NHMRC grant success for CHeBA
NHMRC grant success for CHeBA
The National Health and Medical Research Council (NHMRC) recently announced its 2014 grant recipients, including $18 million for research to improve understanding, treatment and prevention of dementia.
 
Professor Perminder Sachdev, Co-Director of the Centre for Healthy Brain Ageing (CHeBA), was awarded $625,000 to better understand how amyloid plaques in the brain affect cognitive function. Plaques’ on the brain are one of the hallmark indicators of Alzheimer’s disease, but it is still not fully understood how they grow or how they are linked to cognitive decline.  Professor Sachdev and his team will conduct the world’s first study using PET scans of 100 sets of twins aged 65+ to study the relationship between plaques and cognitive function, and to shed light on how genes and environments contribute to the development of the plaques.
 
Modern imaging techniques, like PET scans, have revolutionised research into normal and pathological brain ageing.
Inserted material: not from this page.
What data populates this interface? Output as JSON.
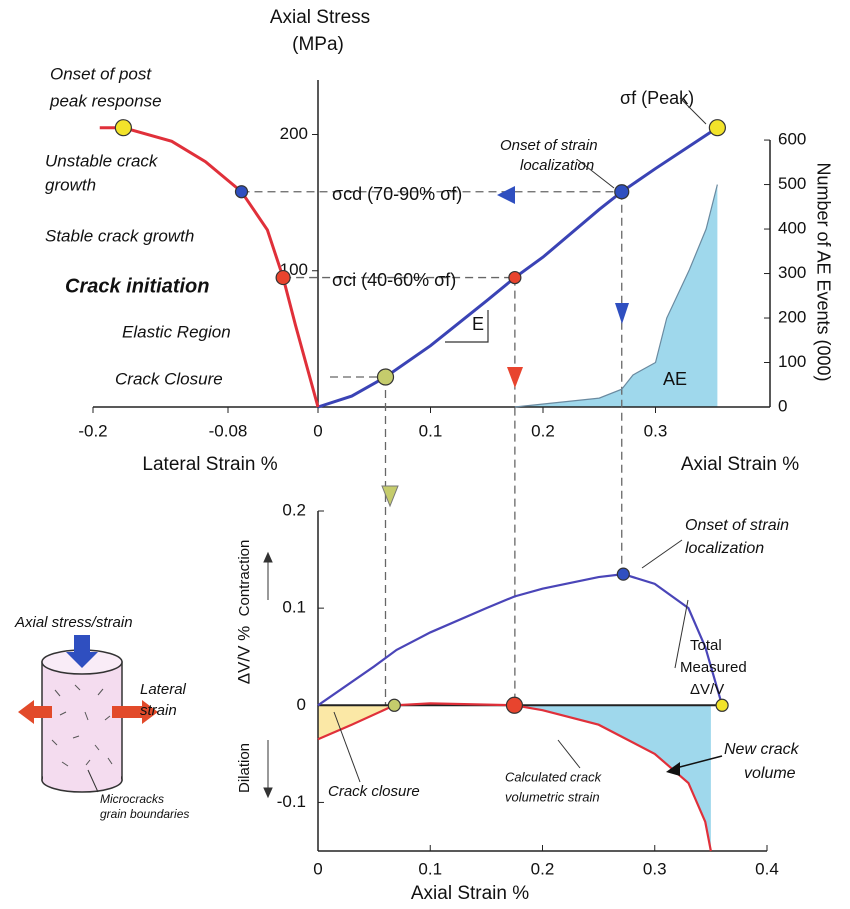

Many people develop plaques made of the protein amyloid as well as neurofibrillary tangles – both believed to be primary culprits for dementia. However, their presence does not mean cognitive decline is certain.
 
“People with Alzheimer’s disease will all have amyloid, but if brain scans are taken of people in their 70s and 80s you see it’s possible to have amyloid but not dementia,” explains Professor Sachdev.
 
This years’ NHMRC grants cover a range of innovative research projects. CEO Professor Warwick Anderson acknowledged the importance of these grants and their potential to make real progress in understanding dementia. He added that they will also complement other NHMRC-supported dementia research work already underway.
 
“These grants, coupled with the Australian Government’s recent $200 million boost for dementia research, represent a very significant commitment to dementia research. These efforts taken as a whole reflect the enormity of the challenge ahead,” Professor Anderson said.